Bonelli: “Sediamoci e approviamo insieme una legge di riforma del servizio pubblico”
“Una maggioranza senza vergogna non riesce a trovare l’accordo su come spartirsi ulteriormente la Rai e quindi il servizio pubblico d’informazione. È questa la risposta alla Relazione sullo Stato di diritto pubblicata di recente dalla Commissione europea?” scrive l’Avs Angelo Bonelli, “Invece di pensare a restituire alla Rai il ruolo di servizio pubblico libero dal controllo dei partiti, Meloni pensa solo a come controllare tutta l’informazione.

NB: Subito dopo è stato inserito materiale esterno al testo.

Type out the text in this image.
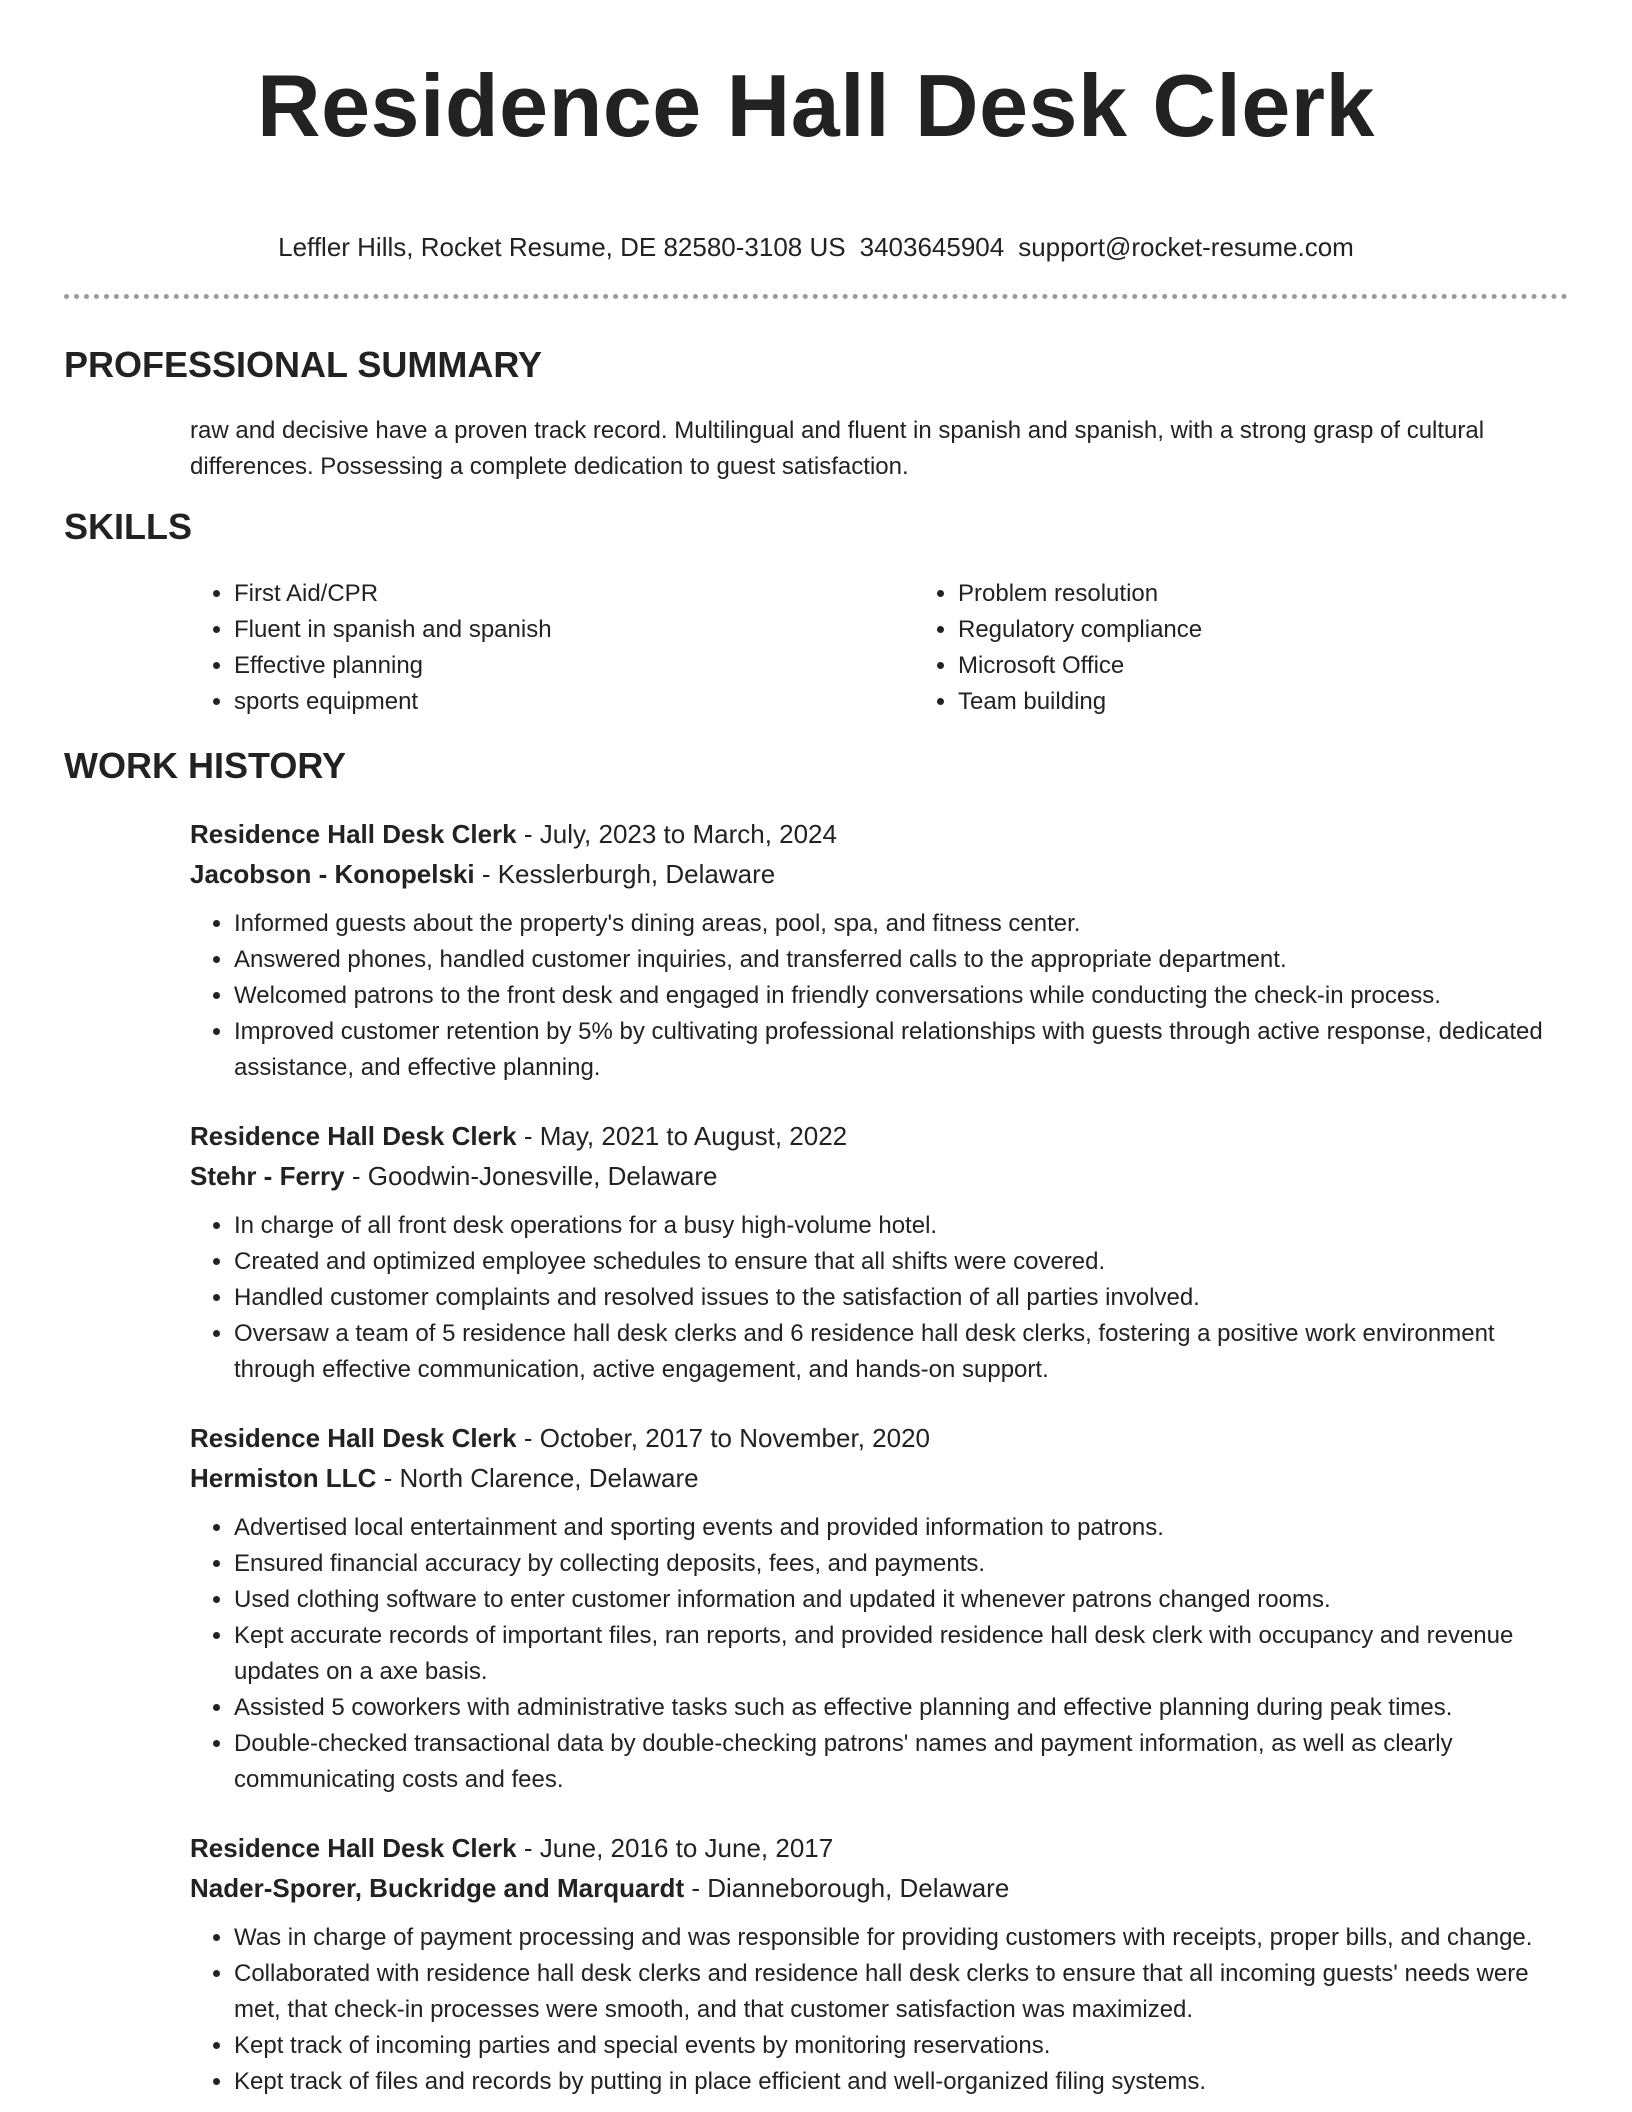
Residence Hall Desk Clerk
Leffler Hills, Rocket Resume, DE 82580-3108 US 3403645904 support@rocket-resume.com
PROFESSIONAL SUMMARY
raw and decisive have a proven track record. Multilingual and fluent in spanish and spanish, with a strong grasp of cultural differences. Possessing a complete dedication to guest satisfaction.
SKILLS
• First Aid/CPR
• Fluent in spanish and spanish
• Effective planning
• sports equipment
• Problem resolution
• Regulatory compliance
• Microsoft Office
• Team building
WORK HISTORY
Residence Hall Desk Clerk - July, 2023 to March, 2024
Jacobson - Konopelski - Kesslerburgh, Delaware
• Informed guests about the property's dining areas, pool, spa, and fitness center.
• Answered phones, handled customer inquiries, and transferred calls to the appropriate department.
• Welcomed patrons to the front desk and engaged in friendly conversations while conducting the check-in process.
• Improved customer retention by 5% by cultivating professional relationships with guests through active response, dedicated assistance, and effective planning.
Residence Hall Desk Clerk - May, 2021 to August, 2022
Stehr - Ferry - Goodwin-Jonesville, Delaware
• In charge of all front desk operations for a busy high-volume hotel.
• Created and optimized employee schedules to ensure that all shifts were covered.
• Handled customer complaints and resolved issues to the satisfaction of all parties involved.
• Oversaw a team of 5 residence hall desk clerks and 6 residence hall desk clerks, fostering a positive work environment through effective communication, active engagement, and hands-on support.
Residence Hall Desk Clerk - October, 2017 to November, 2020
Hermiston LLC - North Clarence, Delaware
• Advertised local entertainment and sporting events and provided information to patrons.
• Ensured financial accuracy by collecting deposits, fees, and payments.
• Used clothing software to enter customer information and updated it whenever patrons changed rooms.
• Kept accurate records of important files, ran reports, and provided residence hall desk clerk with occupancy and revenue updates on a axe basis.
• Assisted 5 coworkers with administrative tasks such as effective planning and effective planning during peak times.
• Double-checked transactional data by double-checking patrons' names and payment information, as well as clearly communicating costs and fees.
Residence Hall Desk Clerk - June, 2016 to June, 2017
Nader-Sporer, Buckridge and Marquardt - Dianneborough, Delaware
• Was in charge of payment processing and was responsible for providing customers with receipts, proper bills, and change.
• Collaborated with residence hall desk clerks and residence hall desk clerks to ensure that all incoming guests' needs were met, that check-in processes were smooth, and that customer satisfaction was maximized.
• Kept track of incoming parties and special events by monitoring reservations.
• Kept track of files and records by putting in place efficient and well-organized filing systems.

Lancio una proposta alla premier: utilizziamo questa fase per approvare una legge di riforma della Rai per renderla libera dal ruolo di occupazione dei partiti”, conclude.
Gli altri fronti di divisione
Ma i “dissapori”, come dicevamo, riguardano anche altri fronti, viste le divisioni che frantumano ormai quotidianamente la maggioranza. Altro nodo spinosissimo, ad esempio, sono i nomi da proporre a Von der Leyen come commissario italiano. In pole, nei pensieri di Meloni, ci sarebbe il ministro Raffaele Fitto, tuttavia Ursula ha chiesto “quote rose”, ragione per la quale stanno prendendo corpo le ipotesi Emma Marcegaglia e Letizia Brichetto Arnaboldi in Moratti.
E poi c’è l’election day e la paura di un 3-0 per il centrosinistra
Ultima spina all’ordine del giorno l’eventuale election day che accorpi Umbria, Emilia-Romagna e Liguria. Un tris potenzialmente distruttivo per il governo che, dati i sondaggi, rischia di perdere per 3 a 0. Un’eventualità che la premier avrebbe in animo di disinnescare, diluendo le giornate di voto.